In a recent entry on game developer blog AltDevBlog titled "I Feel Used," Volition design director Jameson Durall lambasted the used game market and noted that change is needed or the industry will crumble.
"In the end, I fully believe that we have to do something about these issues or our industry is going to fall apart," he said. "People often don't understand the cost that goes into creating these huge experiences that we put on the shelves for only $60. They also don't seem to realize how much they are hurting us when they buy a used game and how pirating a copy is just plain stealing."
Durall, who is currently working on a secret project at Volition, laid out a plan for combating used game sales. He said supporting games with downloadable content will encourage users to hold on to their games longer. However, Durall warned that this tactic only will work if the DLC in question is "compelling and a good enough value" for consumers.
Durall also pledged his support to the online pass schemes being used by publishers like Electronic Arts, THQ, Sony, and others, whereby parts of a game are available only to those with a new copy of a game.
"Some consumers complain about this method because the precedent has always been that it's included in the price and should come with it," he said. "It did for the person who actually bought it first…so was saving that $5 at GameStop worth it for you?"
Looking ahead, Durall said he also embraced Sony's plan to offer digital copies of PlayStation Vita titles--which cannot become used units--at a discounted rate. He said he expects gamers to be enticed to buy digital copies because of their lower price rate and this will in turn lead to fewer used copies in the wild.
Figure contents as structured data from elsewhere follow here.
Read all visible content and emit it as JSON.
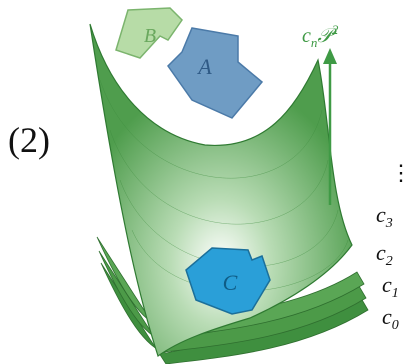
{
  "panel_label": "(2)",
  "shapes": [
    {
      "label": "B"
    },
    {
      "label": "A"
    },
    {
      "label": "C"
    }
  ],
  "arrow_label": {
    "base": "c",
    "sub": "n",
    "term": "𝒫",
    "sup": "2"
  },
  "ellipsis": "⋮",
  "levels": [
    {
      "base": "c",
      "sub": "3"
    },
    {
      "base": "c",
      "sub": "2"
    },
    {
      "base": "c",
      "sub": "1"
    },
    {
      "base": "c",
      "sub": "0"
    }
  ]
}
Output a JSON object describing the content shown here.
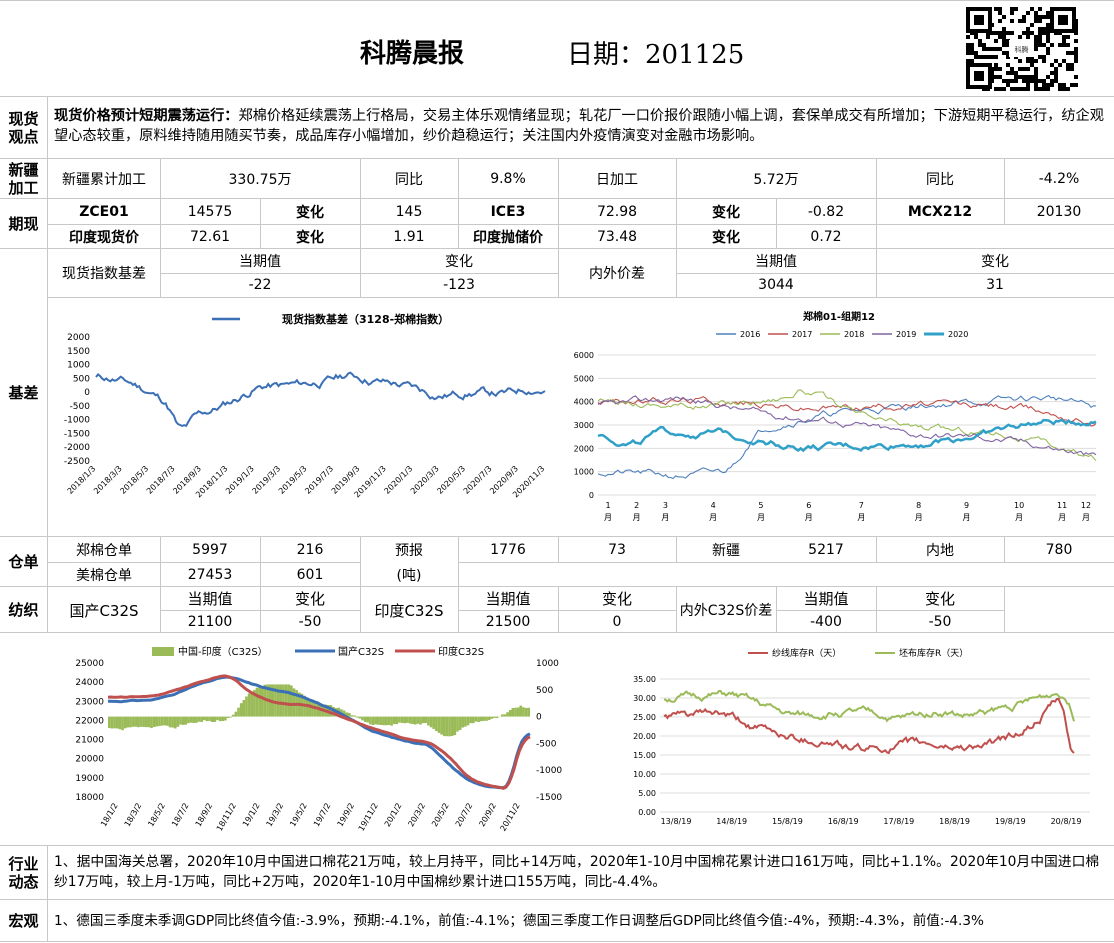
{
  "header": {
    "title": "科腾晨报",
    "date_label": "日期：201125",
    "qr_caption": "科腾"
  },
  "spot": {
    "label": "现货观点",
    "lead": "现货价格预计短期震荡运行：",
    "body": "郑棉价格延续震荡上行格局，交易主体乐观情绪显现；轧花厂一口价报价跟随小幅上调，套保单成交有所增加；下游短期平稳运行，纺企观望心态较重，原料维持随用随买节奏，成品库存小幅增加，纱价趋稳运行；关注国内外疫情演变对金融市场影响。"
  },
  "xinjiang": {
    "label": "新疆加工",
    "cells": [
      "新疆累计加工",
      "330.75万",
      "同比",
      "9.8%",
      "日加工",
      "5.72万",
      "同比",
      "-4.2%"
    ]
  },
  "futures": {
    "label": "期现",
    "row1": [
      "ZCE01",
      "14575",
      "变化",
      "145",
      "ICE3",
      "72.98",
      "变化",
      "-0.82",
      "MCX212",
      "20130"
    ],
    "row2": [
      "印度现货价",
      "72.61",
      "变化",
      "1.91",
      "印度抛储价",
      "73.48",
      "变化",
      "0.72"
    ]
  },
  "basis": {
    "label": "基差",
    "row1": [
      "当期值",
      "变化",
      "当期值",
      "变化"
    ],
    "row2": [
      "现货指数基差",
      "-22",
      "-123",
      "内外价差",
      "3044",
      "31"
    ]
  },
  "chart_basis": {
    "title": "现货指数基差（3128-郑棉指数）",
    "ylabels": [
      "2000",
      "1500",
      "1000",
      "500",
      "0",
      "-500",
      "-1000",
      "-1500",
      "-2000",
      "-2500"
    ],
    "xlabels": [
      "2018/1/3",
      "2018/3/3",
      "2018/5/3",
      "2018/7/3",
      "2018/9/3",
      "2018/11/3",
      "2019/1/3",
      "2019/3/3",
      "2019/5/3",
      "2019/7/3",
      "2019/9/3",
      "2019/11/3",
      "2020/1/3",
      "2020/3/3",
      "2020/5/3",
      "2020/7/3",
      "2020/9/3",
      "2020/11/3"
    ]
  },
  "chart_spread": {
    "title": "郑棉01-组期12",
    "legend": [
      "2016",
      "2017",
      "2018",
      "2019",
      "2020"
    ],
    "ylabels": [
      "6000",
      "5000",
      "4000",
      "3000",
      "2000",
      "1000",
      "0"
    ],
    "xnums": [
      "1",
      "2",
      "3",
      "4",
      "5",
      "6",
      "7",
      "8",
      "9",
      "10",
      "11",
      "12"
    ],
    "xunit": "月"
  },
  "warehouse": {
    "label": "仓单",
    "row1": [
      "郑棉仓单",
      "5997",
      "216",
      "预报",
      "1776",
      "73",
      "新疆",
      "5217",
      "内地",
      "780"
    ],
    "row2": [
      "美棉仓单",
      "27453",
      "601",
      "(吨)"
    ]
  },
  "yarn": {
    "label": "纺织",
    "cells": [
      "国产C32S",
      "当期值",
      "变化",
      "印度C32S",
      "当期值",
      "变化",
      "内外C32S价差",
      "当期值",
      "变化"
    ],
    "vals": [
      "21100",
      "-50",
      "21500",
      "0",
      "-400",
      "-50"
    ]
  },
  "chart_yarn": {
    "legend": [
      "中国-印度（C32S）",
      "国产C32S",
      "印度C32S"
    ],
    "yleft": [
      "25000",
      "24000",
      "23000",
      "22000",
      "21000",
      "20000",
      "19000",
      "18000"
    ],
    "yright": [
      "1000",
      "500",
      "0",
      "-500",
      "-1000",
      "-1500"
    ],
    "xlabels": [
      "18/1/2",
      "18/3/2",
      "18/5/2",
      "18/7/2",
      "18/9/2",
      "18/11/2",
      "19/1/2",
      "19/3/2",
      "19/5/2",
      "19/7/2",
      "19/9/2",
      "19/11/2",
      "20/1/2",
      "20/3/2",
      "20/5/2",
      "20/7/2",
      "20/9/2",
      "20/11/2"
    ]
  },
  "chart_stock": {
    "legend": [
      "纱线库存R（天）",
      "坯布库存R（天）"
    ],
    "ylabels": [
      "35.00",
      "30.00",
      "25.00",
      "20.00",
      "15.00",
      "10.00",
      "5.00",
      "0.00"
    ],
    "xlabels": [
      "13/8/19",
      "14/8/19",
      "15/8/19",
      "16/8/19",
      "17/8/19",
      "18/8/19",
      "19/8/19",
      "20/8/19"
    ]
  },
  "industry": {
    "label": "行业动态",
    "text": "1、据中国海关总署，2020年10月中国进口棉花21万吨，较上月持平，同比+14万吨，2020年1-10月中国棉花累计进口161万吨，同比+1.1%。2020年10月中国进口棉纱17万吨，较上月-1万吨，同比+2万吨，2020年1-10月中国棉纱累计进口155万吨，同比-4.4%。"
  },
  "macro": {
    "label": "宏观",
    "text": "1、德国三季度未季调GDP同比终值今值:-3.9%，预期:-4.1%，前值:-4.1%；德国三季度工作日调整后GDP同比终值今值:-4%，预期:-4.3%，前值:-4.3%"
  },
  "colors": {
    "basis_line": "#3b6fb6",
    "c2016": "#4f81bd",
    "c2017": "#c0504d",
    "c2018": "#9bbb59",
    "c2019": "#8064a2",
    "c2020": "#31a0c8",
    "bars": "#9bbb59",
    "domestic": "#3b6fb6",
    "india": "#c0504d",
    "yarn_stock": "#c0504d",
    "cloth_stock": "#9bbb59"
  }
}
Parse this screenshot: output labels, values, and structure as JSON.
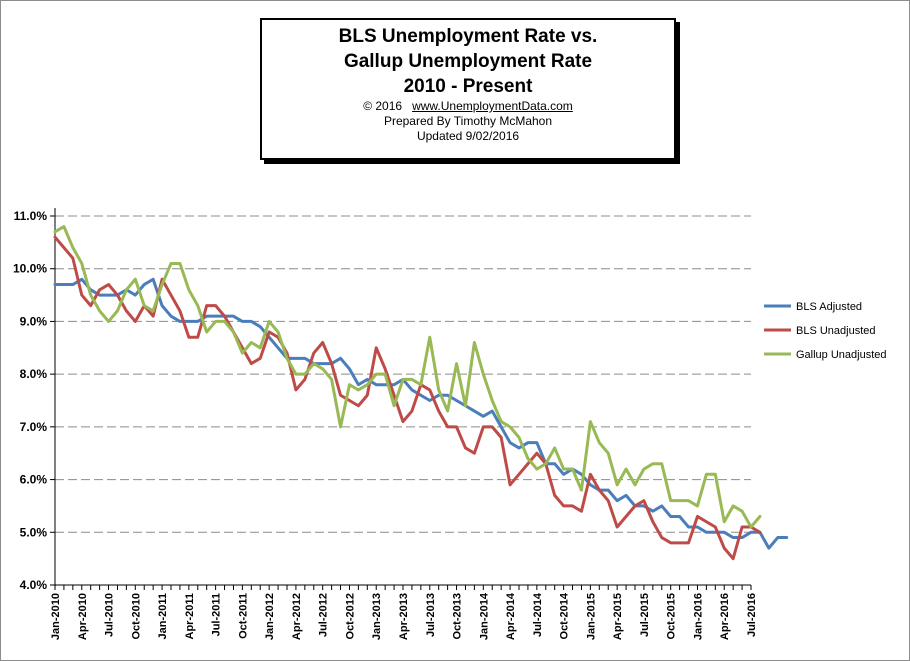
{
  "title_box": {
    "line1": "BLS Unemployment Rate vs.",
    "line2": "Gallup Unemployment Rate",
    "line3": "2010 - Present",
    "copyright": "© 2016",
    "website": "www.UnemploymentData.com",
    "prepared_by": "Prepared  By Timothy McMahon",
    "updated": "Updated  9/02/2016"
  },
  "chart_data": {
    "type": "line",
    "y_ticks": [
      "4.0%",
      "5.0%",
      "6.0%",
      "7.0%",
      "8.0%",
      "9.0%",
      "10.0%",
      "11.0%"
    ],
    "ylim": [
      4.0,
      11.0
    ],
    "x_start": "Jan-2010",
    "x_tick_labels": [
      "Jan-2010",
      "Apr-2010",
      "Jul-2010",
      "Oct-2010",
      "Jan-2011",
      "Apr-2011",
      "Jul-2011",
      "Oct-2011",
      "Jan-2012",
      "Apr-2012",
      "Jul-2012",
      "Oct-2012",
      "Jan-2013",
      "Apr-2013",
      "Jul-2013",
      "Oct-2013",
      "Jan-2014",
      "Apr-2014",
      "Jul-2014",
      "Oct-2014",
      "Jan-2015",
      "Apr-2015",
      "Jul-2015",
      "Oct-2015",
      "Jan-2016",
      "Apr-2016",
      "Jul-2016"
    ],
    "grid": "horizontal-dashed",
    "legend_position": "right",
    "series": [
      {
        "name": "BLS Adjusted",
        "color": "#4a7ebb",
        "values": [
          9.7,
          9.7,
          9.7,
          9.8,
          9.6,
          9.5,
          9.5,
          9.5,
          9.6,
          9.5,
          9.7,
          9.8,
          9.3,
          9.1,
          9.0,
          9.0,
          9.0,
          9.1,
          9.1,
          9.1,
          9.1,
          9.0,
          9.0,
          8.9,
          8.7,
          8.5,
          8.3,
          8.3,
          8.3,
          8.2,
          8.2,
          8.2,
          8.3,
          8.1,
          7.8,
          7.9,
          7.8,
          7.8,
          7.8,
          7.9,
          7.7,
          7.6,
          7.5,
          7.6,
          7.6,
          7.5,
          7.4,
          7.3,
          7.2,
          7.3,
          7.0,
          6.7,
          6.6,
          6.7,
          6.7,
          6.3,
          6.3,
          6.1,
          6.2,
          6.1,
          5.9,
          5.8,
          5.8,
          5.6,
          5.7,
          5.5,
          5.5,
          5.4,
          5.5,
          5.3,
          5.3,
          5.1,
          5.1,
          5.0,
          5.0,
          5.0,
          4.9,
          4.9,
          5.0,
          5.0,
          4.7,
          4.9,
          4.9
        ]
      },
      {
        "name": "BLS Unadjusted",
        "color": "#be4b48",
        "values": [
          10.6,
          10.4,
          10.2,
          9.5,
          9.3,
          9.6,
          9.7,
          9.5,
          9.2,
          9.0,
          9.3,
          9.1,
          9.8,
          9.5,
          9.2,
          8.7,
          8.7,
          9.3,
          9.3,
          9.1,
          8.8,
          8.5,
          8.2,
          8.3,
          8.8,
          8.7,
          8.4,
          7.7,
          7.9,
          8.4,
          8.6,
          8.2,
          7.6,
          7.5,
          7.4,
          7.6,
          8.5,
          8.1,
          7.6,
          7.1,
          7.3,
          7.8,
          7.7,
          7.3,
          7.0,
          7.0,
          6.6,
          6.5,
          7.0,
          7.0,
          6.8,
          5.9,
          6.1,
          6.3,
          6.5,
          6.3,
          5.7,
          5.5,
          5.5,
          5.4,
          6.1,
          5.8,
          5.6,
          5.1,
          5.3,
          5.5,
          5.6,
          5.2,
          4.9,
          4.8,
          4.8,
          4.8,
          5.3,
          5.2,
          5.1,
          4.7,
          4.5,
          5.1,
          5.1,
          5.0
        ]
      },
      {
        "name": "Gallup Unadjusted",
        "color": "#98b954",
        "values": [
          10.7,
          10.8,
          10.4,
          10.1,
          9.5,
          9.2,
          9.0,
          9.2,
          9.6,
          9.8,
          9.3,
          9.2,
          9.7,
          10.1,
          10.1,
          9.6,
          9.3,
          8.8,
          9.0,
          9.0,
          8.8,
          8.4,
          8.6,
          8.5,
          9.0,
          8.8,
          8.3,
          8.0,
          8.0,
          8.2,
          8.1,
          7.9,
          7.0,
          7.8,
          7.7,
          7.8,
          8.0,
          8.0,
          7.4,
          7.9,
          7.9,
          7.8,
          8.7,
          7.7,
          7.3,
          8.2,
          7.4,
          8.6,
          8.0,
          7.5,
          7.1,
          7.0,
          6.8,
          6.4,
          6.2,
          6.3,
          6.6,
          6.2,
          6.2,
          5.8,
          7.1,
          6.7,
          6.5,
          5.9,
          6.2,
          5.9,
          6.2,
          6.3,
          6.3,
          5.6,
          5.6,
          5.6,
          5.5,
          6.1,
          6.1,
          5.2,
          5.5,
          5.4,
          5.1,
          5.3
        ]
      }
    ]
  }
}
Durall also talked about the rumor that the Next Xbox would prevent gamers from playing used titles. Durall said this kind of mechanism would be "a fantastic change for our business," while admitting gamers would not be excited about it at first.
That said, Durall said he believes gamers will "grow to understand why and that it won't kill him."
As for how Microsoft might go about preventing gamers from playing used titles, Durall said the company already has a system in place. He suggests that Microsoft would need to only use a code to tie a copy of a title to an Xbox Live account and make the game playable only on that account.
Durall admits that a system like this would hurt the game rental business and that there are several "faults that would have to be ironed out," but nevertheless, he contends that it is certainly possible.